La pequeña población de tierra templada en donde sucede la acción del relato conoció épocas mejores cuando el tren llegaba hasta allá y los ricos de la ciudad venían a pasar sus vacaciones. Al abandono de las vías férreas le siguió el de los acaudalados propietarios que buscaron otros lugares donde establecerse. Las historias que llegan de más abajo, allá donde el clima es caliente y las tierras menos fértiles, cuando Enrique se instala, no son halagadoras: robos, desapariciones, algo, peligroso e incontrolable se acerca, y nadie, por lo menos ninguna fuerza estatal, parece interesado en detenerlo. Entonces, el miedo “como un árbol de muchos brazos y hondas raíces” no tarda en crecer pero Anatolio no está dispuesto a dejar que esto suceda y ante la pasividad imperturbable de Enrique, que ha soltado las amarras que lo ataban a este mundo, decide tomar cartas en el asunto sin medir las consecuencias de sus acciones.

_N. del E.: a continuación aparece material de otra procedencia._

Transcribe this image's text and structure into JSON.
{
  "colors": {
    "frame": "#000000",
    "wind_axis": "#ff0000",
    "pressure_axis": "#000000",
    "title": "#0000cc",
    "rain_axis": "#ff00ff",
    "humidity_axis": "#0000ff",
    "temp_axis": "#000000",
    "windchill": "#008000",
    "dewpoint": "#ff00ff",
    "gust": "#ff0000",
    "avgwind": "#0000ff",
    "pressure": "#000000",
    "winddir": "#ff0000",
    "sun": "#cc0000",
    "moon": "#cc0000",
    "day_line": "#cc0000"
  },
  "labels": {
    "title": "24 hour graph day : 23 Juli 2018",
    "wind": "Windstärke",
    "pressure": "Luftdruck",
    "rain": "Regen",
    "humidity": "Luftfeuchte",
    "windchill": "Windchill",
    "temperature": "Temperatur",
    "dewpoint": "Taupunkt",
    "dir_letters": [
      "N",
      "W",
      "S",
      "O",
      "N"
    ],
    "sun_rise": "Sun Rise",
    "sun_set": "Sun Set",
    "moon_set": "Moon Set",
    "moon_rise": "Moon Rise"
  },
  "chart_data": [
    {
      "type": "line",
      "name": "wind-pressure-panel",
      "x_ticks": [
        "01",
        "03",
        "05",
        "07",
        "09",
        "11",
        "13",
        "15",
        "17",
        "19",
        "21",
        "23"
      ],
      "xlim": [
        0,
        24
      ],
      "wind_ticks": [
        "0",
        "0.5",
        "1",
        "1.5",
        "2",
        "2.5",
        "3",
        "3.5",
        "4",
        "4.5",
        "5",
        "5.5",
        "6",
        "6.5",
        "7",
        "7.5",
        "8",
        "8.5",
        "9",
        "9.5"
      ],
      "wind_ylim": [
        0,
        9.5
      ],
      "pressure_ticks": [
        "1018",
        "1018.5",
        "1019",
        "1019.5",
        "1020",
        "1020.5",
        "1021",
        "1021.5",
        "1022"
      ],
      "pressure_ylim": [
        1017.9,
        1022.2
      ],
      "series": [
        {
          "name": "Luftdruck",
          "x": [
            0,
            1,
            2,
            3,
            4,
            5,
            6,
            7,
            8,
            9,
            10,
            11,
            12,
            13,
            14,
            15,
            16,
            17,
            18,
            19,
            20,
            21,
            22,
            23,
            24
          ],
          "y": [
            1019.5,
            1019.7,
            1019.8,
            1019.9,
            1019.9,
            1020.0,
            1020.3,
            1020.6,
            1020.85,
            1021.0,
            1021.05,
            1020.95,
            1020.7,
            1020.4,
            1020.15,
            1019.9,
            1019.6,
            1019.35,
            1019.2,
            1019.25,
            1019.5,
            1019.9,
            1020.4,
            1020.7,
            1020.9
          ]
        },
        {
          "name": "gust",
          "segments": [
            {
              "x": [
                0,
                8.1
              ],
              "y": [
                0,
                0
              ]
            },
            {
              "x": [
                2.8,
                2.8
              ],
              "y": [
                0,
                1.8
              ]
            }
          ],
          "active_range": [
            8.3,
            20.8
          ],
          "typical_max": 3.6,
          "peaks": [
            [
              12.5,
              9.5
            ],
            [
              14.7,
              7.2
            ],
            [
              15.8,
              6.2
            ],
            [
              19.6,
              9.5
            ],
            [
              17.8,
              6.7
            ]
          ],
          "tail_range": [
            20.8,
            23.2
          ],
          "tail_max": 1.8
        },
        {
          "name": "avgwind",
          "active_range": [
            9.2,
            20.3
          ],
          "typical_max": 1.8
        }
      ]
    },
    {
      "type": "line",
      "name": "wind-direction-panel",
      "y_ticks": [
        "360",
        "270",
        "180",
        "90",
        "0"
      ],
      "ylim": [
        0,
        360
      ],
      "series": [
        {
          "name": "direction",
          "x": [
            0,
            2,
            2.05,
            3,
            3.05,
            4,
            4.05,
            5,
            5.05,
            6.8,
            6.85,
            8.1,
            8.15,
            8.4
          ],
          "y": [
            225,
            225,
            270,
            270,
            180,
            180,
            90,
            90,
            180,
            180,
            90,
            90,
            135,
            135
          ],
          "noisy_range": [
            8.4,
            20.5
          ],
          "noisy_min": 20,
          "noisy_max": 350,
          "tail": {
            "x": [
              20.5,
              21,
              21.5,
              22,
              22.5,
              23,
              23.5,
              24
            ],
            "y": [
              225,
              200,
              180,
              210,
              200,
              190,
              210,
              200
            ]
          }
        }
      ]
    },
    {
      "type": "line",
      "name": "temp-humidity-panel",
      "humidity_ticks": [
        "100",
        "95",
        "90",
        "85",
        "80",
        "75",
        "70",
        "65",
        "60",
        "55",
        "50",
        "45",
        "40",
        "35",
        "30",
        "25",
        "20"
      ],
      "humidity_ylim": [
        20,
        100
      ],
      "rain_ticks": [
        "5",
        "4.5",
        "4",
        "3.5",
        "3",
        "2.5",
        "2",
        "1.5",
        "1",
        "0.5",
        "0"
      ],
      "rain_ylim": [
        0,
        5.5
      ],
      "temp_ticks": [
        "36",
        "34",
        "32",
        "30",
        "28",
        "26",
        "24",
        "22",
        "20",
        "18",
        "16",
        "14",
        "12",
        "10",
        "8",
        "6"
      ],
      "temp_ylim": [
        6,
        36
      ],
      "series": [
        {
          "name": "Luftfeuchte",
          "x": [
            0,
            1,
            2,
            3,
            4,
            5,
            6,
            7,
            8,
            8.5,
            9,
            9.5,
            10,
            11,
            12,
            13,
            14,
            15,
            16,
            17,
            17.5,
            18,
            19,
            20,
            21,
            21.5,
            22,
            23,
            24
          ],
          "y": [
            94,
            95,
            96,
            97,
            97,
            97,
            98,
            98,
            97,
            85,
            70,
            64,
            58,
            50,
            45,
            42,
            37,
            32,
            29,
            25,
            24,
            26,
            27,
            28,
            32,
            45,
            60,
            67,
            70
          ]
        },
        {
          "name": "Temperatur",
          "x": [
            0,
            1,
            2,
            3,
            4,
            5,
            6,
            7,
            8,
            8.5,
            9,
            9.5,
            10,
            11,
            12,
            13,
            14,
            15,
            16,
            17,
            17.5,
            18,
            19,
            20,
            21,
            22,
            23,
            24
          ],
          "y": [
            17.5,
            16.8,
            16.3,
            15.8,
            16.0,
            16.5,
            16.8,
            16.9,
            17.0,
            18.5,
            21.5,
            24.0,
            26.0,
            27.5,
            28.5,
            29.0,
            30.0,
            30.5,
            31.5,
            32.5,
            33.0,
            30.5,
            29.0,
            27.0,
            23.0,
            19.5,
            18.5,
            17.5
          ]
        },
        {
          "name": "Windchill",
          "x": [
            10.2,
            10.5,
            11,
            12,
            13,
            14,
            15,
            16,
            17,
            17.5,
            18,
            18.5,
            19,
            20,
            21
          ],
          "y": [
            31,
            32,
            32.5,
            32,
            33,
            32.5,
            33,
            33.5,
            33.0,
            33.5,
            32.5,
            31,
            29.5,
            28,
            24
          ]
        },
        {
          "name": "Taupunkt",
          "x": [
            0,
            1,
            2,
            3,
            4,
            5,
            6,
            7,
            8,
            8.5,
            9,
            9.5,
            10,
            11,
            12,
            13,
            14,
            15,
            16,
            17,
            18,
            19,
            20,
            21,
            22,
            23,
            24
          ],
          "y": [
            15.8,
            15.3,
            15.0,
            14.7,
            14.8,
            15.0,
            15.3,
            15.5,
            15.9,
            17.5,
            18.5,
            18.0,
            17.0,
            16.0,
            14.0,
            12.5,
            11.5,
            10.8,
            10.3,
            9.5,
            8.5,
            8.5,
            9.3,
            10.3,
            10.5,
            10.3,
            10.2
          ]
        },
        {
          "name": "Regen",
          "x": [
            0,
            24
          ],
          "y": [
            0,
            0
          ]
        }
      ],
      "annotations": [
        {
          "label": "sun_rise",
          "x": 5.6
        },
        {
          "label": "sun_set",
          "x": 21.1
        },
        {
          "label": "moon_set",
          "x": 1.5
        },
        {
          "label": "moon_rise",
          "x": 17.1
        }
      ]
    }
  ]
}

La cosecha es una novela corta sobre búsquedas y pérdidas construida a partir de una narración fluida y rica en descripciones en donde es difícil no recordar otro escritor colombiano, Tomás González, que, como lo logra Martínez (y Quiroga), tiene la capacidad de hacer de la naturaleza un personaje más del relato, una fuerza potente, indómita que es, a la vez, perfecta metáfora del estado anímico de los protagonista. Es, también, un relato sobre la muerte y sus estragos; sobre la cotidianidad y sus pequeñeces como una manera de enfrentar el absurdo en un país donde nada se puede dar por seguro y la violencia irrumpe en cualquier momento desestabilizando el precario equilibrio construido.